During the hearing, prosecutor Laurie Hauf showed the judge a four-page document from the California DMV, dated February 27, 2020. The prosecutor said the document proved that Williams had been properly informed that her driver’s license was suspended because of her DUI conviction one month earlier. And the prosecutor said that at the time of that conviction, court transcripts showed that Williams had been informed that if, in the future, someone died as a result of her driving while intoxicated, she could be charged with murder. Hauf told Judge Carlos Armour that there was implied malice, because Williams had been warned that she could kill someone if she drove under the influence. “She was probably huffing or inhaling while she was driving,” said Hauf. “She knew it was dangerous. She did it anyway.” Hauf noted that Williams never braked or swerved as she was driving on the sidewalk and running over four people. And she noted that one month prior to the fatal crash, on April 4, Williams had posted videos of herself to social media: a video that showed her rolling marijuana cigarettes while seated in the front seat of her car, another video showing her smoking the cigarettes, and another video of her driving. She labelled one video “420” and “getting lit” — references to marijuana use.
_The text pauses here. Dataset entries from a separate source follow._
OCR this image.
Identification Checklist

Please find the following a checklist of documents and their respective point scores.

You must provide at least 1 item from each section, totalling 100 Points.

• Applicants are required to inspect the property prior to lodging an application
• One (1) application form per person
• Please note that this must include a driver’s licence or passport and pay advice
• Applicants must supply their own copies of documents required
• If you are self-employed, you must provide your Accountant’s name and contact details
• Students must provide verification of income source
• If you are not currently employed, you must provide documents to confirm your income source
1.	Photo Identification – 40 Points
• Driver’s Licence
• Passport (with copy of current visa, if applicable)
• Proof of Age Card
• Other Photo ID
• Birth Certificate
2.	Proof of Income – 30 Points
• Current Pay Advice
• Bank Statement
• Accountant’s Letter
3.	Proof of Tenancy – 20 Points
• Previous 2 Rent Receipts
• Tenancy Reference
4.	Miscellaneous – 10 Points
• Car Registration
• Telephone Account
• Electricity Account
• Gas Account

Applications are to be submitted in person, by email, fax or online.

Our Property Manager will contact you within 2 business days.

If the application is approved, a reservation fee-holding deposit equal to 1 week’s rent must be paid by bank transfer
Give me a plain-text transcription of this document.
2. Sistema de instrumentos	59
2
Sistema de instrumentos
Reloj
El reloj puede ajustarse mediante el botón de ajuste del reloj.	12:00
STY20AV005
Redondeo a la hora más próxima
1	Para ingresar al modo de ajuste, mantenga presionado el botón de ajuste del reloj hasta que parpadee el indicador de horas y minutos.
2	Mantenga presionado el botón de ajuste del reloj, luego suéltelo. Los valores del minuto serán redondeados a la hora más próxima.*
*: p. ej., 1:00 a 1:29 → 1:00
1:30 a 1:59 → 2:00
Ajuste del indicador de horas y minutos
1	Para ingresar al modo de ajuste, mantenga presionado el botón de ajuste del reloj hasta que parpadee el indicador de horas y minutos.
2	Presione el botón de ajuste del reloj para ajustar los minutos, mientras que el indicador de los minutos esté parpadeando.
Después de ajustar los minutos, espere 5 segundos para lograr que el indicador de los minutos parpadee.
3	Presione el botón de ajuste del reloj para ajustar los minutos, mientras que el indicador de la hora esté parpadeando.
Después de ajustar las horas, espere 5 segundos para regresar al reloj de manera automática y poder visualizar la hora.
Defense attorney Rick Crawford responded that the crash was an accident. He said that while Williams may have been impaired, evidence showed that what she had been doing was non-attentive driving — using her cell phone while operating the vehicle. He insisted that the event was not another DUI, but an accident due to distracted driving. Timestamps from Williams’ phone indicated that she was indeed on the phone during the crash, and one expert testified that she was “trying to change the song” when it happened.
Judge Armour was not convinced. He noted that Williams had “at least three substances in her system” at the time of the accident, and ordered her to face trial on all nine felony charges. She was arraigned on those charges on September 14, 2021. She pleaded not-guilty, and is next due in court on January 25, 2022, when a trial date will be selected.